Kedua, pantai al-Ghariya untuk publik. Pantai ini terbuka untuk umum, lajang maupun berkeluarga. Jika di zona keluarga luasnya terbatas, karena dibatasi oleh pagar, maka di zona publik terbuka luas. Pengunjung akan menjumpai tenda-tenda di tepi pantai. Tenda tersebut dibangun oleh penduduk setempat untuk menyambut musim semi. Zona publik tidak kalah indahnya. Disana pengunjung dimanjakan dengan bentangan garis pantai yang lebih luas, pilihan kedalaman air yang lebih beragam. Namun, disini tidak tersedia tempat shalat dan toilet umum. Meski tidak ada lapangan sepak bola, pengunjung bisa memanfaatkan hamparan pasir dengan membuat gawang untuk sepak bola atau mendirikan net untuk bermain voli pantai.
Ketiga, al-Ghariya resort. Letaknya berdekatan dengan zona publik. Tempat ini sudah dikelola dengan profesional. Ada beberapa fasilitas yang memadai. Mulai penginapan, vila, restaurant, kolam renang dengan kontrol temperatur suhu air, permainan pantai, lapangan sepak bola, tempat memancing dan kereta wisata mengitari resort.
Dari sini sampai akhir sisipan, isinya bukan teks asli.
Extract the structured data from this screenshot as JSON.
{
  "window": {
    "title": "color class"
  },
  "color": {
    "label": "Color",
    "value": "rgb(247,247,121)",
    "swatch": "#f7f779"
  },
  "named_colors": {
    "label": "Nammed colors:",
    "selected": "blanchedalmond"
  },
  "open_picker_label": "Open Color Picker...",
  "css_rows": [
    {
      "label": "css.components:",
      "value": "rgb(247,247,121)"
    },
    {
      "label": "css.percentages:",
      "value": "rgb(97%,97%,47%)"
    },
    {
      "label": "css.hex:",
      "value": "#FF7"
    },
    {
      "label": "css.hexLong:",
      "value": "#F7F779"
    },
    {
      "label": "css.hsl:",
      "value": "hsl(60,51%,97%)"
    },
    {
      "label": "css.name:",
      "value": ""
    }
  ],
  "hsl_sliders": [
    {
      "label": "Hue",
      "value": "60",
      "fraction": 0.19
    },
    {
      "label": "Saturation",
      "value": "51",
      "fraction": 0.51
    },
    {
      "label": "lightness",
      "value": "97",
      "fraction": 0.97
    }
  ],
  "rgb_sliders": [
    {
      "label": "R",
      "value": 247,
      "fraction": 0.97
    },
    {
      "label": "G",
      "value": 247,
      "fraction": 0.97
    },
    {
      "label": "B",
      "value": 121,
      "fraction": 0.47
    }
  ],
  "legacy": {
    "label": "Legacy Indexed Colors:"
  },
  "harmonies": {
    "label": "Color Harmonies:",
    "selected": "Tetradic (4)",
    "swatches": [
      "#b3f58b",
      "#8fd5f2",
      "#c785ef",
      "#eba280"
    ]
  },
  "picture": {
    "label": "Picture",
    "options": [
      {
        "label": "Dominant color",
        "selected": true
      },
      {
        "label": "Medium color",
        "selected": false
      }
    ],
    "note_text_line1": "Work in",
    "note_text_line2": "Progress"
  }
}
Beberapa hal yang butuh diperhatikan. Antara lain (1) hati-hati di jalan Shamal, karena rawan kecelakaan, banyak kendaraan dengan kecepatan tinggi, khususnya malam hari. Penulis hampir tertimpa tandon air jumbo yang jatuh dari mobil pick-up, untungnya kendaraan penulis ada di lajur yang berlainan. (2) Jika anda berencana menuju zona publik, ada baiknya menyiapkan tenda darurat sebagai pengganti toilet, membawa tikar dan kebutuhan makan. (3) Pilihlah saat yang tepat. Hal ini sangat penting karena akan menambah kenyamanan dan kenikmatan wisata Anda. Sebaiknya berangkat setelah pagi-pagi atau setelah dzuhur, sehingga sesampai disana Anda akan menemukan udara yang sejuk. Bulan September sampai Februari adalah saat yang tepat untuk mengadakan agenda di luar ruangan, termasuk di pantai. Selamat berlibur.